Dólar desce a R$4,06 e tem mínima desde começo de novembro com exterior

Por Luana Maria Benedito

SÃO PAULO (Reuters) - O dólar operava em queda nesta segunda-feira, chegando a oscilar na casa de 4,06 reais, com investidores ainda absorvendo a consolidação de um esperado acordo comercial inicial entre os Estados Unidos e a China e também dados melhores do país asiático.

O real tinha o melhor desempenho entre 33 pares do dólar nesta sessão.

Às 12:50, o dólar recuava 0,96%, a 4,0692 reais na venda. O contrato mais negociado de dólar futuro operava em queda de 0,97% neste pregão, a 4,0700 reais.

Na mínima da sessão, o dólar à vista foi a 4,0691 reais na venda.

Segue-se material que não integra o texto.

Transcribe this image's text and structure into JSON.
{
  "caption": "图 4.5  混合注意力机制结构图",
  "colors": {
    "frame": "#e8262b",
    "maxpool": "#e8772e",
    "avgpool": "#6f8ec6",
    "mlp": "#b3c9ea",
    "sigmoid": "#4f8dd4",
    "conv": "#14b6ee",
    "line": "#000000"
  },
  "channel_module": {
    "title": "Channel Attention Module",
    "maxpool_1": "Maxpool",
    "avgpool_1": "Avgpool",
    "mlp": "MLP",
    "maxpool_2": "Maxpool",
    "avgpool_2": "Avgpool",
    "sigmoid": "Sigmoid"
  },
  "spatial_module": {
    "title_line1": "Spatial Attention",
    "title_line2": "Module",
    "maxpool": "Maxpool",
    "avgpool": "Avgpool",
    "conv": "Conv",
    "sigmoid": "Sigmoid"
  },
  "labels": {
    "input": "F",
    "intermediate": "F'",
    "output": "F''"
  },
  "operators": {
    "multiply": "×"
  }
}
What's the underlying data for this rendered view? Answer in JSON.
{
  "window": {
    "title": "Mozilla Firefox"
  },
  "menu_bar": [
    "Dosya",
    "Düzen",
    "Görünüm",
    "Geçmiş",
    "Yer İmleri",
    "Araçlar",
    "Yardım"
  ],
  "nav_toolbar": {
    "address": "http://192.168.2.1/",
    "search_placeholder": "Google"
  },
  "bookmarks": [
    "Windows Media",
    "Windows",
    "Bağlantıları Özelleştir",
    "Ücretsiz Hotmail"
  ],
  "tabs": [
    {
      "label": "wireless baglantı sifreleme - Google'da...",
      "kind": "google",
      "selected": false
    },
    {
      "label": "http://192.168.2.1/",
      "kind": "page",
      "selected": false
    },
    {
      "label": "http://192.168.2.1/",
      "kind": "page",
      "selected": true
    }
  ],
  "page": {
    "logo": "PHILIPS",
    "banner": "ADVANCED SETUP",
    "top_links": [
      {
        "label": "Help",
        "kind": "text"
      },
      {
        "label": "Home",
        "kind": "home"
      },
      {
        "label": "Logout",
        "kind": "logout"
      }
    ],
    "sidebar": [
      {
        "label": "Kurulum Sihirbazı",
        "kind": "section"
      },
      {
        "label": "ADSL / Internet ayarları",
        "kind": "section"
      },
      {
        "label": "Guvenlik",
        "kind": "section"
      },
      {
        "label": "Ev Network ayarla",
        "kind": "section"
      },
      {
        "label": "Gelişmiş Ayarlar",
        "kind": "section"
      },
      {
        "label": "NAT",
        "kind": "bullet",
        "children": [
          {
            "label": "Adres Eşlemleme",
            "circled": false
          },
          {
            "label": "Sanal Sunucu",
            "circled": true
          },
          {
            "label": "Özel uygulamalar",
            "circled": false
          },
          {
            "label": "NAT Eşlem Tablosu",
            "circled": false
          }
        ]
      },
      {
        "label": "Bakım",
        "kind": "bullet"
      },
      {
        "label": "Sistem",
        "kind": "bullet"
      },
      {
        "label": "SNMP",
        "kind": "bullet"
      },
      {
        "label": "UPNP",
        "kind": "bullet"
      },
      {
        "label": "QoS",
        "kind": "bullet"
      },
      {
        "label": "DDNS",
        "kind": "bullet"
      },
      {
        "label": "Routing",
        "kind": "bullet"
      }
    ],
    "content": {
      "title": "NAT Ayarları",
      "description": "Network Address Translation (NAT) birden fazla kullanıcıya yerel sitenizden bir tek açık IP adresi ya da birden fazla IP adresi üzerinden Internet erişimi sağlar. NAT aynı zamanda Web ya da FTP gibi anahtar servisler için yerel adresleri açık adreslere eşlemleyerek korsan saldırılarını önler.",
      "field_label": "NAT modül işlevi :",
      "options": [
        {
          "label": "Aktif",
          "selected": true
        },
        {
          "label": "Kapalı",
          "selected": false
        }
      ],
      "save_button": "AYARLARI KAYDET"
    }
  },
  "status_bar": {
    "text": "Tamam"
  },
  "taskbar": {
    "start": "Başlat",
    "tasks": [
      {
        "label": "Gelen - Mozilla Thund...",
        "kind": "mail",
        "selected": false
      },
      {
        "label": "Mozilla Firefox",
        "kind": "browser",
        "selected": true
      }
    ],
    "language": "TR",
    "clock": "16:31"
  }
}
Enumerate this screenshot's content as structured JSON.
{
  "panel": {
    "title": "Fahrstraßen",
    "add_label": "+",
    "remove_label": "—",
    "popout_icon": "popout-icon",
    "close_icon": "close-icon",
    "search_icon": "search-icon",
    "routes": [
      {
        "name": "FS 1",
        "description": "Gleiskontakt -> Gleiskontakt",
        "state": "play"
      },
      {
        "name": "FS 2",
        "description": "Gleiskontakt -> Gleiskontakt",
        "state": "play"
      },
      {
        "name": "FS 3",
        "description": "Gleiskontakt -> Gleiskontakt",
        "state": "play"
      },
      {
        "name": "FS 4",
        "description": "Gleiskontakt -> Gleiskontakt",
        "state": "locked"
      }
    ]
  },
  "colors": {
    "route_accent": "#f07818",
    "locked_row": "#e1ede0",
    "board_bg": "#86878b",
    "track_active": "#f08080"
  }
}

Pela taxa de compra, a cotação desceu a 4,0686 reais, menor patamar desde 7 de novembro.

Depois de mais de um ano de tensões, os Estados Unidos e a China amenizaram sua guerra comercial na sexta-feira, anunciando a "fase um" de um acordo que reduz algumas tarifas dos EUA em troca do aumento das compras chinesas de produtos agrícolas norte-americanos.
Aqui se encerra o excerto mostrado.